Deutsche Nachkriegskunst steht hoch im Kurs. Das Gemälde eines Schädels von Gerhard Richter beispielsweise schätzt das Londoner Auktionshaus auf einen Verkaufspreis bis zu 20 Millionen Euro geschätzt.
„Schädel” (1983), Öl auf Leinwand 80 x 65cm, von Gerhard Richter. Foto: Christie's Images Ltd. 2018 „Schädel” (1983), Öl auf Leinwand 80 x 65cm, von Gerhard Richter.
London. 

Deutsche Nachkriegskunst dominiert die Oktober-Auktionen beim Londoner Auktionshaus Christie's.

Unter den Hammer kommen bei zwei aufeinander folgenden Auktionen am 4. und 5. Oktober unter anderem Werke von Gerhard Richter, Georg Baselitz, Martin Kippenberger und Sigmar Polke. Auch Werke aus der Sammlung des bedeutenden deutschen Galeristen und Sammlers Paul Maenz werden aufgerufen.

Wertvollstes Stück ist das Gemälde eines Schädels von Gerhard Richter. Es wird auf umgerechnet bis zu 20 Millionen Euro (18 Millionen britische Pfund) geschätzt und soll gleich am ersten Abend den Besitzer wechseln. „Schädel” ist im Jahr 1983 entstanden und wurde nach Angaben von Christie's vor 30 Jahren in der Münchener Galerie Fred Jahn letztmals öffentlich gezeigt.

Im Katalog zum 4. Oktober findet sich unter anderem auch das Werk „P.D. Fuss” von Georg Baselitz - ein elfteiliges Gemälde übergroßer Darstellungen verwundeter und verstümmelter menschlicher Füße.
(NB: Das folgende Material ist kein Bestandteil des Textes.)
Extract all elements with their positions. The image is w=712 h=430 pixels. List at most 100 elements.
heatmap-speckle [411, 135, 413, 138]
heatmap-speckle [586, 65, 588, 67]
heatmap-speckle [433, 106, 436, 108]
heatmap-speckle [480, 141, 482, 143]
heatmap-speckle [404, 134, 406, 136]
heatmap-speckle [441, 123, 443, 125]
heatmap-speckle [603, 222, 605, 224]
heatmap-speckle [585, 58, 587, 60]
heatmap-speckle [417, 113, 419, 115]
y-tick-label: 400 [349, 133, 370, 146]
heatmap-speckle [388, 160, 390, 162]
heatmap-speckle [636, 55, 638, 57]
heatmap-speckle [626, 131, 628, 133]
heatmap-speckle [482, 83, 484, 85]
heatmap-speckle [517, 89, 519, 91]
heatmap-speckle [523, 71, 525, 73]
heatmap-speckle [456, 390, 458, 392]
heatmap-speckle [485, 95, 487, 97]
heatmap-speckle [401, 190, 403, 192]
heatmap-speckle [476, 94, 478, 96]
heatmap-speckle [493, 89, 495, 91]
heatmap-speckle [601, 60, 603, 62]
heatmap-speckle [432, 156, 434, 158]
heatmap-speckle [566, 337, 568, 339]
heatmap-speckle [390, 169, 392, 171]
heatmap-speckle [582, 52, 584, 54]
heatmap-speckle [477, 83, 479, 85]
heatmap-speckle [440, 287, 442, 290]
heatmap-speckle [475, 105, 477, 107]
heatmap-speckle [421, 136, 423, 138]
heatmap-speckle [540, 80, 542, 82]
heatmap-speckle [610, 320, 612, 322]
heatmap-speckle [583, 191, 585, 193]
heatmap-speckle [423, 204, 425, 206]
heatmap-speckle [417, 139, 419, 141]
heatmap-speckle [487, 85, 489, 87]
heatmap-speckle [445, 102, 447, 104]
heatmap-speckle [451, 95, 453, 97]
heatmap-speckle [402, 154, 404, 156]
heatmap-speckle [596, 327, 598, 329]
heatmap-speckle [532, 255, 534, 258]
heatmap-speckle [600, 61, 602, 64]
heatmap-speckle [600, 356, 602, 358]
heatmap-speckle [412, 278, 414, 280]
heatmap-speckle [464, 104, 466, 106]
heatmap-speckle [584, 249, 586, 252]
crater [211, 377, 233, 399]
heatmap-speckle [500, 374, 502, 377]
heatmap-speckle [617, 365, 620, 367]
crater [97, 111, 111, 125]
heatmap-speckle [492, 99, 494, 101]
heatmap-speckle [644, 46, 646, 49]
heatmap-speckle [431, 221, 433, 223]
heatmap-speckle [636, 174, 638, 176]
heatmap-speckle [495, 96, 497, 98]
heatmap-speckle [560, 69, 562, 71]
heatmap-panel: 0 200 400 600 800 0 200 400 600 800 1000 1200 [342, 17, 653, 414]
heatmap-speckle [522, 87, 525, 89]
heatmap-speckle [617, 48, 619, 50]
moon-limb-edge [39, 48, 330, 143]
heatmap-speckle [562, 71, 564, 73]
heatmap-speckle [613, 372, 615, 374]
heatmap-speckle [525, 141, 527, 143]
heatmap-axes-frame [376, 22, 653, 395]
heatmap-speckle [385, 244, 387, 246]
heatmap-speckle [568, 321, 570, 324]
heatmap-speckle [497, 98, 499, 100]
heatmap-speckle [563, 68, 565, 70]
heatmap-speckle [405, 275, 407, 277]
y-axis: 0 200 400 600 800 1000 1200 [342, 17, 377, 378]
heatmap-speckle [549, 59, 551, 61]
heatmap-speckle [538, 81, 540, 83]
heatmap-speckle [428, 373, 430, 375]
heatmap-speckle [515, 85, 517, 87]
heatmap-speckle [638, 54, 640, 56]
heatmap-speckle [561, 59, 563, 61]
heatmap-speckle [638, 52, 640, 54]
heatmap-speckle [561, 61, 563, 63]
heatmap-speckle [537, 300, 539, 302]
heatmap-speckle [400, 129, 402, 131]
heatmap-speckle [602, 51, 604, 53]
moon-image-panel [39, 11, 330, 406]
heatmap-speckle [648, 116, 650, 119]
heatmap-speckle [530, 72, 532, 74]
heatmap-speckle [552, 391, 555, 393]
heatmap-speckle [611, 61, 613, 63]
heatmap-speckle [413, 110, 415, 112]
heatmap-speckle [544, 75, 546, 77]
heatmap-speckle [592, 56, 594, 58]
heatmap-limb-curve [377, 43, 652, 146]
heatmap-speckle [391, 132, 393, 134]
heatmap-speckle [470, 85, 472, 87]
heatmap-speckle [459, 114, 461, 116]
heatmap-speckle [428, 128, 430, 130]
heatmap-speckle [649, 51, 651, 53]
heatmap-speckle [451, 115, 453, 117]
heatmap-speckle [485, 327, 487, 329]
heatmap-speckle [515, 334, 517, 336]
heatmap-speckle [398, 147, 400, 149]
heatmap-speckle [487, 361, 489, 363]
Baselitz malte es zwischen 1960 und 1963, nachdem er aus der DDR in die Bundesrepublik übergesiedelt war. Der Wert wird auf bis sechs bis elf Millionen britische Pfund geschätzt. Ein großformatiges Gemälde von Martin Kippenberger aus der Serie „Krieg Böse” mit einem Schätzwert von acht bis zwölf Millionen britische Pfund steht ebenfalls zur Versteigerung.

Aus der Kollektion des bedeutenden deutschen Galeristen und Sammlers Paul Maenz kommt ein Gemälde ohne Titel des US-Künstlers Keith Haring (Schätzwert bis zu fünf Millionen Pfund) zum Aufruf, außerdem Arbeiten von Albert Oehlen („Stier mit Loch”) und Anselm Kiefer („Midgard”). Maenz, der 1970 seine Galerie in Köln gegründet hatte, sei „eine Schlüsselfigur des deutschen Nachkriegskunstmarkts”, hieß es.